Down Go the Wingnuts
The spectacle of hundreds of gay couples getting married in San Francisco this past week has speeded the GOP's rush to toss more red meat to the wingnuts in the form of an anti-gay-marriage Constitutional amendment, just in time to beat John Kerry over the head with it. Kerry says he's for civil unions, but against marriage--which will be a distinction without a difference once the homophobes get fired up.

But there's a simple question to ask when the inevitable yammering begins about the "grave threat" of gay marriage: As Mark Morford puts it, "What is the horrible threat about two adults who love each other so intensely, so purely, that they're willing to commit to a lifetime of being together and sleeping together and arguing over who controls the remote? And what government body dares to claim a right to legislate against it?"

Maybe we're at the same point now with gay marriage that we were in the early days of the abolitionist movement, the women's suffrage movement, and the civil rights movement of the 1960s--the reactionaries on the wrong side of history are lining up their dubious scare-mongering arguments (often buttressing them with Biblical citations) in an attempt to forestall the inevitable. Not that the reactionaries won't succeed in causing plenty of misery before going down in flames--not that they won't take a few innocents with them as they go--but you can book it. They will go down someday.

Recommended reading: Holy smoke.

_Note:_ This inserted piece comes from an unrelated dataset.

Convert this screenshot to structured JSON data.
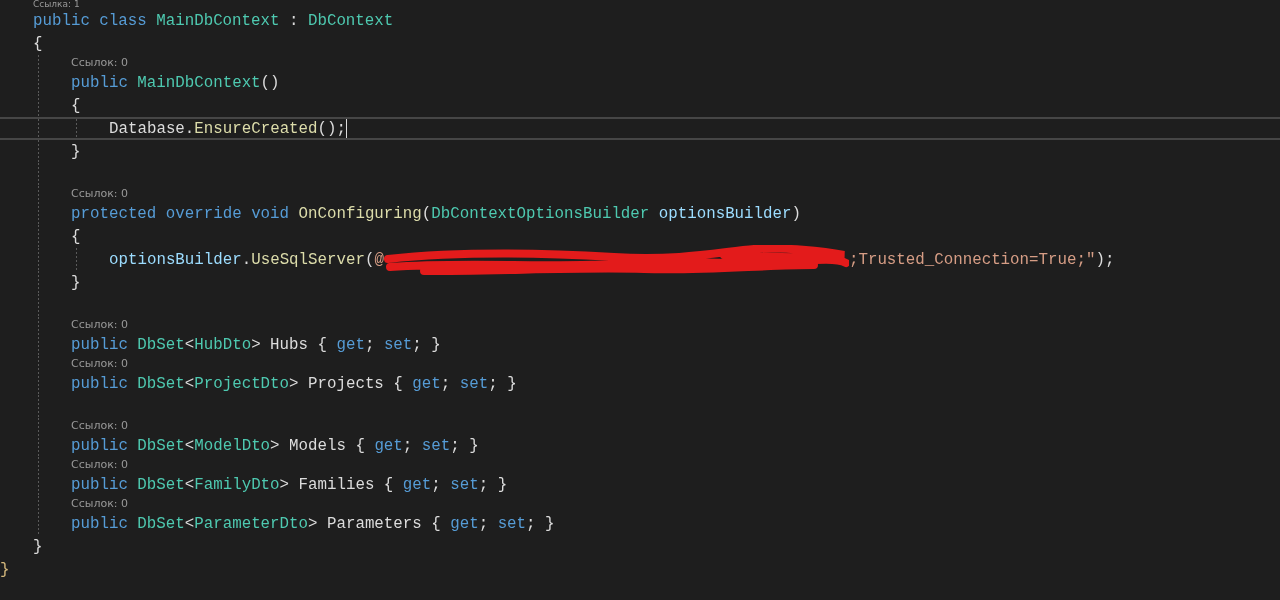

Rhode Island Governor Don Carcieri proposed a security bill this week that would, among other things, make it illegal to "speak, utter, or print" statements in support of anarchy, to speak in favor of overthrowing the government, or to display "any flag or emblem other than the flag of the United States" as symbolic of the U.S. government. If the word "anarchy" strikes you as anachronistic, well, me too. It sounds like World War I-era red-scare language, and it is--the bill actually expands provisions long on the books in Rhode Island to prohibit speech offensive to the government. As of this afternoon, Carcieri has withdrawn the bill--but that he proposed it with a straight face in the first place is appalling. (For more, click here and scroll down to "Homeland Security--Overthrowing 213 Years of Freedom.")

And finally, maybe this is what Columbia Journalism Review is talking about when they criticize the journalistic integrity of blogs. (If you're reading this at work, don't click the link until you get home.)

A correction: Yesterday I said that the Super Tuesday primaries were all closed--not open to independents and Republicans, like Wisconsin's is. In fact, Georgia, Ohio, Vermont, and Minnesota all permit such crossover voting. Good news for John Edwards, then.